La richiesta di trasformazione del congedo parentale può essere fatta una sola volta e per un periodo di massimo sei mesi. La riduzione d’orario non può mai superare il limite del 50%, anche se alcuni contratti collettivi prevedono delle discipline specifiche e migliorative. Per esempio, nel contratto del commercio le aziende sono obbligate ad accogliere le richieste di trasformazione temporanea del rapporto di lavoro da tempo pieno a part time, fino al massimo del 3% di tutti i lavoratori dell’azienda.
Nel caso di aziende da 20 a 33 dipendenti non ci possono essere più di un part time post-maternità, per tutelare le esigenze lavorative e di gestione. In caso di più domande, il datore di lavoro dà priorità alle domande presentate prima. La richiesta di passaggio a part time per maternità deve essere presentata con un preavviso di 60 giorni e deve indicare il periodo per il quale si richiede la riduzione dell’orario di lavoro.
Inoltre, in tutti i settori, chi ha un figlio di età fino a tredici anni (o disabile o affetto da patologie gravi) ha la priorità nel caso in cui l’azienda voglia proporre ad alcuni dipendenti una trasformazione da full time a part time.

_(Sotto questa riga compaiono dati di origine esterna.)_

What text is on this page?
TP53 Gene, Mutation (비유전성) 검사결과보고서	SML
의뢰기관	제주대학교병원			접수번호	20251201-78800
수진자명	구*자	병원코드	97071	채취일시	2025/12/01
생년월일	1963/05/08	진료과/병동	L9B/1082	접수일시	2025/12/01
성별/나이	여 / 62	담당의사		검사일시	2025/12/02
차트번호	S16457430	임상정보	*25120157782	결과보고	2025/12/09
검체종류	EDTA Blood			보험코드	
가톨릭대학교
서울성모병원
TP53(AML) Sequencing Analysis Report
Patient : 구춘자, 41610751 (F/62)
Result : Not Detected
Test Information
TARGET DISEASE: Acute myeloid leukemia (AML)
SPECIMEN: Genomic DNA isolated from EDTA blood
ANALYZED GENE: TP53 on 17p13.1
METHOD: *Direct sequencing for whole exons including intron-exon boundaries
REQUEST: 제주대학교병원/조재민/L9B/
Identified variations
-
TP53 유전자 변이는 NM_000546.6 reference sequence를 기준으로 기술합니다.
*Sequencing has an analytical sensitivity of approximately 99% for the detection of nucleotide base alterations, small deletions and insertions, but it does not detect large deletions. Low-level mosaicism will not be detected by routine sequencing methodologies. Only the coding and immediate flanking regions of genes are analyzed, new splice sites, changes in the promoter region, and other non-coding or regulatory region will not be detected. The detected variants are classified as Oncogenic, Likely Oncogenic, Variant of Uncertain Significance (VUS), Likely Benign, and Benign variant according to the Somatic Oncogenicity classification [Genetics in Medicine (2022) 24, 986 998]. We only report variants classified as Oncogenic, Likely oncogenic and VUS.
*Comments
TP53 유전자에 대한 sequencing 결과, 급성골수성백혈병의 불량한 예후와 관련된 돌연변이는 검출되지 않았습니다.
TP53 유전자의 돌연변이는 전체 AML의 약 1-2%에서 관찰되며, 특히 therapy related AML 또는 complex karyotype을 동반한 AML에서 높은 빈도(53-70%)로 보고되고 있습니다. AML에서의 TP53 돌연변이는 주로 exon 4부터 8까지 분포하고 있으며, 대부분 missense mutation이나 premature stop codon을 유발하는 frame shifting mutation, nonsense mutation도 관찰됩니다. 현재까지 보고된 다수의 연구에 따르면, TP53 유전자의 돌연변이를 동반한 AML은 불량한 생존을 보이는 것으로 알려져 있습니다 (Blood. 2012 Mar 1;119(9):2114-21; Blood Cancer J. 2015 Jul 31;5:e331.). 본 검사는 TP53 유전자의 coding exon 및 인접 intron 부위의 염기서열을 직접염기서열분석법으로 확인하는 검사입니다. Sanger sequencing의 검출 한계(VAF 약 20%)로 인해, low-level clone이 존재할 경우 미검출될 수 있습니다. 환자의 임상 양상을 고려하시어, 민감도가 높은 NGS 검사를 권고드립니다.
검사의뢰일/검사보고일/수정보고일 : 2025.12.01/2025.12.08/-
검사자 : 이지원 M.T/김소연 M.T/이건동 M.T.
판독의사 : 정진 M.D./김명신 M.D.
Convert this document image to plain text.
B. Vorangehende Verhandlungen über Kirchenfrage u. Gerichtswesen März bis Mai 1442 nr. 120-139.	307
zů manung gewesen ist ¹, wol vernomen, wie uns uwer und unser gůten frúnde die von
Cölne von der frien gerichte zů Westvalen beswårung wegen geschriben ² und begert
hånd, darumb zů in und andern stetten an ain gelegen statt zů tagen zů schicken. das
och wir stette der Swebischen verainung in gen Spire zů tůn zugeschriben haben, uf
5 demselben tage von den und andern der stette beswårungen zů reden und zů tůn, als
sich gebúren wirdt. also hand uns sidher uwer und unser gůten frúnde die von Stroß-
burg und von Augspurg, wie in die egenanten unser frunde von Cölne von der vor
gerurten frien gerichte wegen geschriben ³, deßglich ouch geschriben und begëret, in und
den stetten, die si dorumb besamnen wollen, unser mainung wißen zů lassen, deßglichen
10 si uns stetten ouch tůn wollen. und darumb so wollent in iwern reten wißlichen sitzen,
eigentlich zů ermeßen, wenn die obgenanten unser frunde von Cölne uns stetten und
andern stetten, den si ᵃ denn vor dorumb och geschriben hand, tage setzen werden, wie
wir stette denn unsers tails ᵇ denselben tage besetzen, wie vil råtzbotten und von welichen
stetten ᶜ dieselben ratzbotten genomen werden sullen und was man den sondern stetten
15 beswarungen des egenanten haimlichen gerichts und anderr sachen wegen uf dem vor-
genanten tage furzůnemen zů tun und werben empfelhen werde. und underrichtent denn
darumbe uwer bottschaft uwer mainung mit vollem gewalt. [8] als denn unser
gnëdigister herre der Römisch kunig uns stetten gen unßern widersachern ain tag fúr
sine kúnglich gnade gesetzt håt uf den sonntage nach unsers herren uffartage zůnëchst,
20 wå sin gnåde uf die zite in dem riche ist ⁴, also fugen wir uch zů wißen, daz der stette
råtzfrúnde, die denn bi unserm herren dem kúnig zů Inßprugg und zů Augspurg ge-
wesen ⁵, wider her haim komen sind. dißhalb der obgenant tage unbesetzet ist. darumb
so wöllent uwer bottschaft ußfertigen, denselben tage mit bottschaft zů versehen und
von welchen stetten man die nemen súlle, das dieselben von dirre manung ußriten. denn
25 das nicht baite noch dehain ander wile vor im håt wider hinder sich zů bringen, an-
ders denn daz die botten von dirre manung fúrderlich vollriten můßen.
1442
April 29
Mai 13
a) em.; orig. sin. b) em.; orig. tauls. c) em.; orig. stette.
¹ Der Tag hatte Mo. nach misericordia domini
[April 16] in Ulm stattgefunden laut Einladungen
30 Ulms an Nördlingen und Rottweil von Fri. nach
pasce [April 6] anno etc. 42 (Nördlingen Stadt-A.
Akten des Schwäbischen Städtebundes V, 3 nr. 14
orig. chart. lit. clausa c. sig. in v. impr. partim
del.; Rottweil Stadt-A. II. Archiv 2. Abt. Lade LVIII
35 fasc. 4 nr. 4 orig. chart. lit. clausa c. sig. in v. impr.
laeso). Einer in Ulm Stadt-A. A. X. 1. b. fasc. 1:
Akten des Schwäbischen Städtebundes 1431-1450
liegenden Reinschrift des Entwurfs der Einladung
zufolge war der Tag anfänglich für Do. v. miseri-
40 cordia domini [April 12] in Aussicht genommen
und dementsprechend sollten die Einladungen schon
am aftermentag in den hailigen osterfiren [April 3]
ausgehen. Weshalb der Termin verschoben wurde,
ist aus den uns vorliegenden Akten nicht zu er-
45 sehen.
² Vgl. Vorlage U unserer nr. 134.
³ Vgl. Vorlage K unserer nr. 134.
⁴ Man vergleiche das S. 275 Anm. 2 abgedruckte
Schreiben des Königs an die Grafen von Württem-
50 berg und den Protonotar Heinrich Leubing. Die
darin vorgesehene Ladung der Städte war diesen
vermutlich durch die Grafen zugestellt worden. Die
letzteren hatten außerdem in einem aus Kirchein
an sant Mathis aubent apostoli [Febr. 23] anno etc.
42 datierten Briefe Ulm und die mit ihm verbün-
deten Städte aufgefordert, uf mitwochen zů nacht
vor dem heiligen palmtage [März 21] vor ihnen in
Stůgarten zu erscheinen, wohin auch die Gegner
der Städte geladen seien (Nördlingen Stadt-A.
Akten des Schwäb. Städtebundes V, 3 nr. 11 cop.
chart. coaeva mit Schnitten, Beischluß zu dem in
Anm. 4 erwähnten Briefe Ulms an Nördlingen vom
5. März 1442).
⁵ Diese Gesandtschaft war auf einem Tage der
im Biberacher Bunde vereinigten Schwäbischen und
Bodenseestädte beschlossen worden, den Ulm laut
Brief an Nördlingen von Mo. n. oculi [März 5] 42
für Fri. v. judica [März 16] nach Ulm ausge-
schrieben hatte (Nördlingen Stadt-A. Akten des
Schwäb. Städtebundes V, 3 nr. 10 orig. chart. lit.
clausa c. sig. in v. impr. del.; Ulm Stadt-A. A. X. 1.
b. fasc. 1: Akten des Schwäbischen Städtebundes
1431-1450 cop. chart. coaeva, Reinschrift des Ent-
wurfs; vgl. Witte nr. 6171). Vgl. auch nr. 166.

Procedure formali per la richiesta
La procedura formale del passaggio al part time prevede che il contratto di lavoro sia scritto e contenga l’indicazione precisa della durata della prestazione lavorativa, oltre alla collocazione. Il lavoratore infatti ha diritto di sapere esattamente quando e per quanto tempo è a disposizione del datore di lavoro.
È possibile, infine, se lo si vuole, svolgere due lavori part time.
Qualche accorgimento
In sintesi, il part time si richiede al datore di lavoro, che valuta se accettare o meno, facendo considerazioni di ordine economico, ma anche organizzativo. E’ buona norma, se si sta valutando di procedere con una richiesta fare una valutazione autonoma di alcune condizioni generali. Per esempio: quali condizioni sta vivendo l’azienda? Il part time potrebbe essere un vantaggio o un problema? Ci sono altre persone che hanno fatto o stanno facendo la stessa richiesta? Possiamo essere sostituiti con (relativa) facilità? Quali conseguenze può avere per i nostri colleghi il part time?
È utile pensare, per quanto possibile, anche a una prospettiva temporale più ampia. Se nel futuro vorremmo tornare al tempo pieno, sarà facile, difficile, impossibile? È una scelta che può avere influenze nel raggiungimento dei nostri obiettivi professionali?
Una riflessione di questo tipo ci aiuta anche nel formulare la richiesta di lavorare part time in maniera più trasparente e autentica. Offrire al datore di lavoro un quadro delle nostre motivazioni, valutate in un sistema più ampio e tenendo presenti le necessità dell’organizzazione di cui si fa parte, non può che favorire la comprensione e la collaborazione reciproca.